Moreover, Kimberly-Clark is aggressively cutting costs and enhancing supply-chain productivity through its FORCE Program. The program has been generating solid cost savings for a while now, which are in turn driving its performance. During the fourth quarter, the company generated cost savings of $110 million and $25 million from the FORCE program and the 2018 Global Restructuring Program, respectively.

Is it All Rosy for Kimberly-Clark?

In fourth-quarter 2020, sales in the K-C Professional segment fell 9% to $742 million. Volumes were down 13% due to reduced away-from-home demand and tough business conditions after the pandemic. Net selling prices and product mix rose 2% each. Sales fell 7% in North America and 21% in D&E markets. The metric dropped 2% in developed markets outside North America. Clearly, sluggishness in the K-C Professional segment is a threat to the company’s performance.

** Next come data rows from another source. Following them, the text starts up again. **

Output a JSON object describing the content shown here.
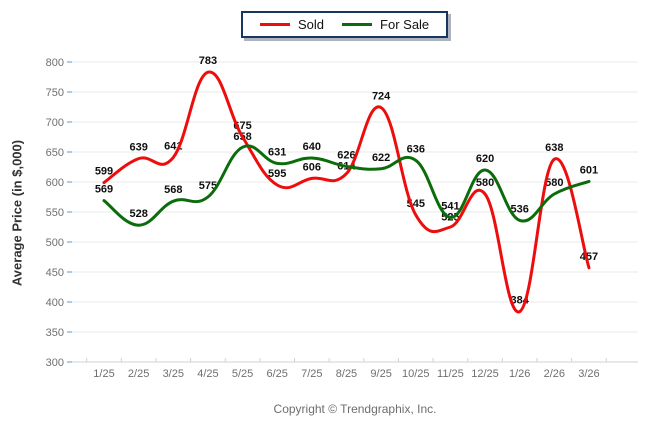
{
  "legend": {
    "items": [
      {
        "label": "Sold"
      },
      {
        "label": "For Sale"
      }
    ]
  },
  "y_axis": {
    "title": "Average Price (in $,000)",
    "ticks": [
      800,
      750,
      700,
      650,
      600,
      550,
      500,
      450,
      400,
      350,
      300
    ]
  },
  "footer": {
    "copyright": "Copyright © Trendgraphix, Inc."
  },
  "chart_data": {
    "type": "line",
    "title": "",
    "ylabel": "Average Price (in $,000)",
    "xlabel": "",
    "ylim": [
      300,
      800
    ],
    "ytick_step": 50,
    "grid": "horizontal",
    "legend_position": "top-center",
    "categories": [
      "1/25",
      "2/25",
      "3/25",
      "4/25",
      "5/25",
      "6/25",
      "7/25",
      "8/25",
      "9/25",
      "10/25",
      "11/25",
      "12/25",
      "1/26",
      "2/26",
      "3/26"
    ],
    "series": [
      {
        "name": "Sold",
        "color": "#ee0d0d",
        "values": [
          599,
          639,
          641,
          783,
          675,
          595,
          606,
          614,
          724,
          545,
          525,
          580,
          384,
          638,
          457
        ]
      },
      {
        "name": "For Sale",
        "color": "#0b6c0b",
        "values": [
          569,
          528,
          568,
          575,
          658,
          631,
          640,
          626,
          622,
          636,
          541,
          620,
          536,
          580,
          601
        ]
      }
    ],
    "colors": {
      "gridline": "#e9e9e9",
      "axis_line": "#d2d2d2",
      "tick_label": "#6f6f6f",
      "data_label": "#0f0f0f",
      "y_axis_mini_tick": "#abcdec",
      "legend_border": "#17375e"
    }
  }
}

Additionally, high manufacturing costs, increased advertising expenses and escalated general and administrative costs have been weighing on the company’s profits. In the fourth quarter of 2020, adjusted operating profit came in at $767 million, down from $826 million in the year-ago quarter, thanks to a rise in input costs (to the tune of $40 million) as well as other manufacturing costs, including coronavirus-related expenses. Management expects a more difficult environment in 2021, wherein it anticipates commodity cost inflation of $450-$600 million. The company expects cost increases in most areas such as resins, pulp and recycled fiber, superabsorbent, and distribution expenses.

Nevertheless, we believe that the abovementioned upsides are likely to keep Kimberly-Clark well positioned for growth. The Zacks Rank #3 (Hold) stock has gained 3.1% in the past three months compared with the industry’s growth of 0.1%.